E. M. Forster e quella felicità più scandalosa del piacere

Una scena del film del 1987.
Una scena del film del 1987.

Un capolavoro che aspettò sessant’anni per venire alla luce in un “anno più felice”.

Era il 1914 quando E.M. Forster (1879-1970) completò quello che alcuni ritengono il suo capolavoro, Maurice. Ma il romanzo non sarebbe stato pubblicato fino al 1971, un anno dopo la morte dell’autore. Fu proprio lui a volerlo: queste erano le sue disposizioni testamentarie. Perché?

Per capirlo, bisogna prima ripercorrere la vicenda di Maurice (resa nota, peraltro, anche dal film del 1987). Maurice è un giovane studente di Cambridge. Al college conosce Clive, che lo introduce alla poesia greca e che si professa dedito al vizio innominabile dei greci.  Tra i due nasce ben presto una relazione. Questa però finisce per volontà di Clive, che è deciso a rinunciare alla gioia affettiva per prendere moglie e conformarsi così ai valori della società.

Forster in un ritratto di Dora Carrington (1920)
Forster in un ritratto di Dora Carrington (1920)

Maurice è distrutto, sperduto, affranto. Lascia l’università per trovare un lavoro. Passa un momento difficile e prova addirittura a ricorrere a un ipnotista per “curare” la sua omosessualità. Vive di alti e bassi finché non conosce Alec, guardiacaccia della tenuta di Clive, con cui intraprende una relazione. La loro storia sembra finire quando Alec decide di trasferirsi in Argentina. Alla fine, però, cambia idea e decide di rimanere con Maurice e passare la vita con lui.

Scritto dopo un momento di stagnazione artistica, Maurice fu completato nel giro di un anno (1913-1914). La folgorante ispirazione nacque dall’incontro con Edward Carpenter, profeta della vita semplice e della nobile omosessualità. A parte dei ritocchi svolti nel 1932 e nel 1959, il romanzo rimase così com’era, ma rimase inedito.

Ma perché Forster non volle mai pubblicare Maurice in vita?

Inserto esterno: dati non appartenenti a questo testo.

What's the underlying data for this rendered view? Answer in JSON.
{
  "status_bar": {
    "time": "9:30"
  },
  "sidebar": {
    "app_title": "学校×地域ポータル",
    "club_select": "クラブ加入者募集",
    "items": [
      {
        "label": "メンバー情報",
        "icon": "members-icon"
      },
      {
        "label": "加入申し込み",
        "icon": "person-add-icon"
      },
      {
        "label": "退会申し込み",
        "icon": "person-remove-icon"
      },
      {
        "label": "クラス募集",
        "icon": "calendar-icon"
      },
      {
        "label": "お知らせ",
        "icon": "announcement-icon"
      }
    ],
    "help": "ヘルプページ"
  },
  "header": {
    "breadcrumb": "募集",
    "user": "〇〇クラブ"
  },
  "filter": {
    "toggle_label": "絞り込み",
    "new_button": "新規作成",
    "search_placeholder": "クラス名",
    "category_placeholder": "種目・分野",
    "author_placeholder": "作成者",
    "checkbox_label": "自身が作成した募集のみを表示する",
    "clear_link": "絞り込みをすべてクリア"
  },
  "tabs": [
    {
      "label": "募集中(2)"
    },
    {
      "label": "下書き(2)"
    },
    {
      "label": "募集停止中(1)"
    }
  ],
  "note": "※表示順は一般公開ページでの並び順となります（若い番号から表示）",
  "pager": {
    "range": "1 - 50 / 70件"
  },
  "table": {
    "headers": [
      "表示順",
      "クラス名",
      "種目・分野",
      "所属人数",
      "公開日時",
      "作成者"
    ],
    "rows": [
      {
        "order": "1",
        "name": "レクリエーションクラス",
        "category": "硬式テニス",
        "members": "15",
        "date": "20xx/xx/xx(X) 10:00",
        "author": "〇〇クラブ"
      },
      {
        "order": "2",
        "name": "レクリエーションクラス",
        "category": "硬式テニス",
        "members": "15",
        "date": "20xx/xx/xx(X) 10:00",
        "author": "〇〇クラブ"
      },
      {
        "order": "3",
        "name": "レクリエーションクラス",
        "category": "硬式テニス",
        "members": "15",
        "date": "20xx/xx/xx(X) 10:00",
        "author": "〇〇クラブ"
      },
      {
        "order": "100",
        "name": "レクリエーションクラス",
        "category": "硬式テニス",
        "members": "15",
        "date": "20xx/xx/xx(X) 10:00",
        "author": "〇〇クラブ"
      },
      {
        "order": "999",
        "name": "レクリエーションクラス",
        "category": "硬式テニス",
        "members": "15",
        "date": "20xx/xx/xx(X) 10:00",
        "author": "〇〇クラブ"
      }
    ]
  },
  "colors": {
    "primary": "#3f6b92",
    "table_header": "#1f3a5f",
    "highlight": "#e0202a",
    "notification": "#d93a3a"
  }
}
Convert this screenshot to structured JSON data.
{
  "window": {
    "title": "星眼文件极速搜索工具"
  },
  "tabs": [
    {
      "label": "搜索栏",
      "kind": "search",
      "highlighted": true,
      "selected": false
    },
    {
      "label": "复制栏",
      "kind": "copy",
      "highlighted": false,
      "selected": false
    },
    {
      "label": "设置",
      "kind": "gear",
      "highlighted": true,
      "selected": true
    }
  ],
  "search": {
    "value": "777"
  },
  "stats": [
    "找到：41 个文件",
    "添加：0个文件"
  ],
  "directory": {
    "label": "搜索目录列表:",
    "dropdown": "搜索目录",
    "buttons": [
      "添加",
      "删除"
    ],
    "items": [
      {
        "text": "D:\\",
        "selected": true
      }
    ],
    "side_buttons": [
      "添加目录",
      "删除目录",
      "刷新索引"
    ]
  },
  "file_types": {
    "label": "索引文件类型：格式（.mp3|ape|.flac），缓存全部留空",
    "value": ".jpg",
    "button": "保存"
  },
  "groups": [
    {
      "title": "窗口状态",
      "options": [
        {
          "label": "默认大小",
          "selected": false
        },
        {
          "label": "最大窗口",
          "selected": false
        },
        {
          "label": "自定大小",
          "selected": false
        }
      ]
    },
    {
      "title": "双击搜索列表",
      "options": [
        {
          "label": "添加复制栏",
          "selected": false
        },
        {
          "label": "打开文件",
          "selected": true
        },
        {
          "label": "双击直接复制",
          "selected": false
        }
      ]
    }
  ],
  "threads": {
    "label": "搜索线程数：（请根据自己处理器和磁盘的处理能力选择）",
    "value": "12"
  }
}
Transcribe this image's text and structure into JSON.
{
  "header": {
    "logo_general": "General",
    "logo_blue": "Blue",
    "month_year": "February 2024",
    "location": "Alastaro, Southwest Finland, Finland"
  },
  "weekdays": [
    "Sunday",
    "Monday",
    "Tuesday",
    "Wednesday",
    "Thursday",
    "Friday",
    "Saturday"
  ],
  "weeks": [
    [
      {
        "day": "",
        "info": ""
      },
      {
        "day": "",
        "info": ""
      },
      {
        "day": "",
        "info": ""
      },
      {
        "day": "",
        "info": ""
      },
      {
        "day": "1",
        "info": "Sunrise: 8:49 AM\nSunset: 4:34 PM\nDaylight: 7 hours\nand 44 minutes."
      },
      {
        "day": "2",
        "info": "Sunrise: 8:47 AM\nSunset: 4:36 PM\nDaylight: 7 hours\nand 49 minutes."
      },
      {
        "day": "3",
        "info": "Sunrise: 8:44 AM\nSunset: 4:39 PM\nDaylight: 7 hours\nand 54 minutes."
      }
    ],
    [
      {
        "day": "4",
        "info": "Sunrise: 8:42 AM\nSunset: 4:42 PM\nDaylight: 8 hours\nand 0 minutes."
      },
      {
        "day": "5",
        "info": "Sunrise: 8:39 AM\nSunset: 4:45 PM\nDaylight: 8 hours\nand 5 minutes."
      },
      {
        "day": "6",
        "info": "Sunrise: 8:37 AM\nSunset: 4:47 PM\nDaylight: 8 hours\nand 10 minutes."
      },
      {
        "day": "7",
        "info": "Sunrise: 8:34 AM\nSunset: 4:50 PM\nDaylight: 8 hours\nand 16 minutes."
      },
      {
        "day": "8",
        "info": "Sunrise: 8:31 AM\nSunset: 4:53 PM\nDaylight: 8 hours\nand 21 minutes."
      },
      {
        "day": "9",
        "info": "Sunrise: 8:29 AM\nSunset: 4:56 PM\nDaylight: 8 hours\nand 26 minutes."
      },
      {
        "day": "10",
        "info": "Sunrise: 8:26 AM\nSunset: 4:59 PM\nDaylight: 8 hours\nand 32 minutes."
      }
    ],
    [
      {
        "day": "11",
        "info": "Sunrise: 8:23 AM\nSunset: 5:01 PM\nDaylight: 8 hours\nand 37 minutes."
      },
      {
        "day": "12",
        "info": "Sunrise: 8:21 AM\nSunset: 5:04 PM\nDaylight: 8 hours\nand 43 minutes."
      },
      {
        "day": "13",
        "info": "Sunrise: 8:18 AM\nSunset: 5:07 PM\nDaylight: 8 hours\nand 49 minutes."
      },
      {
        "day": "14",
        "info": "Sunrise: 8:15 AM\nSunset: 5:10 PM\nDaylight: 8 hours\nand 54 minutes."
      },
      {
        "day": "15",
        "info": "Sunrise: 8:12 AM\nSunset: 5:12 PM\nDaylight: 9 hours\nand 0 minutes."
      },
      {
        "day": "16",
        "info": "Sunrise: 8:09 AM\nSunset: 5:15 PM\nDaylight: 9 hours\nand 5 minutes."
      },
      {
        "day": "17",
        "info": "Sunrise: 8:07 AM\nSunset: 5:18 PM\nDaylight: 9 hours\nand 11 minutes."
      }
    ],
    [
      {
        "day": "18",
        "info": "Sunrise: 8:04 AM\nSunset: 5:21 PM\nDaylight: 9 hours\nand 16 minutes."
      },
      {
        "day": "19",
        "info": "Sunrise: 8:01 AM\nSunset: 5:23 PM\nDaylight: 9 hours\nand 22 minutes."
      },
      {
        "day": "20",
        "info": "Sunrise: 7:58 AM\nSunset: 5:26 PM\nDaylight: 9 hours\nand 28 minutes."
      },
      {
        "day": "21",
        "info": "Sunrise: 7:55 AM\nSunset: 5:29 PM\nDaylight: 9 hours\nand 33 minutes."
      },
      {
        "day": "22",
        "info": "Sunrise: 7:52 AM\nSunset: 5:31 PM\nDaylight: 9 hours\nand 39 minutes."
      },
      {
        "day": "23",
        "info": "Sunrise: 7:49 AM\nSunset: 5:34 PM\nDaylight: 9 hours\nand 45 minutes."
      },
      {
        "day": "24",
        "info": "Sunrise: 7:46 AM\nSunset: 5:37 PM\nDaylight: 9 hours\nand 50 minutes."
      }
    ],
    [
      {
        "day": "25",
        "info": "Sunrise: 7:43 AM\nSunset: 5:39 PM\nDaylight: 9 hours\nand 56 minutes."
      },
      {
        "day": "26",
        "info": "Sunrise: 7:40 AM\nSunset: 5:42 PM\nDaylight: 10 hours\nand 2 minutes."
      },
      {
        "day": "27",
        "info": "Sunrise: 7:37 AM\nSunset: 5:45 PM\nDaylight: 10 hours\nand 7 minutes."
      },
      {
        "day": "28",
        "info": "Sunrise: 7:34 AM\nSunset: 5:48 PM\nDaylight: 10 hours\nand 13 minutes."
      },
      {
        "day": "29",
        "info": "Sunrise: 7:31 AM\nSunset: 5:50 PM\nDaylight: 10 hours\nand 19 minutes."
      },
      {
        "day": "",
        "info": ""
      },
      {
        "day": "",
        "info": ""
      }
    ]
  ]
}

Sin da subito l’autore pensava che la pubblicazione fosse impensabile, a causa della tematica omosessuale. A detta sua, non poteva succedere prima della morte mia e dell’Inghilterra. (Da tenere a mente che fino al 1967 il “comportamento omosessuale” era illegale in Inghilterra e Galles). Ciò nonostante, mostrò il libro a pochi amici scelti e ricevette vari suggerimenti e critiche. Alcune riguardavano il lieto fine della storia. Ma su questo Forster non voleva smuoversi. Così scrive:

Il lieto fine s’imponeva perentoriamente: in caso contrario, non mi sarei preso il disturbo di scrivere. Avevo stabilito che, almeno nella narrativa, a due uomini sia lecito innamorarsi e restare tali per quella durata perpetua che la narrativa consente, e in questo senso Maurice ed Alec vagano ancora oggi nella macchia.  Dedicai il romanzo «a un Anno più felice». E non del tutto inutilmente. La felicità è la sua nota fondamentale… il che, a proposito, ha ottenuto un risultato inatteso: quello di rendere il libro più difficile da pubblicare. Se il finale fosse triste (…) tutto andrebbe bene (…). Ma gli amanti la fanno franca e di conseguenza raccomandano il crimine. [Nota dell’autore]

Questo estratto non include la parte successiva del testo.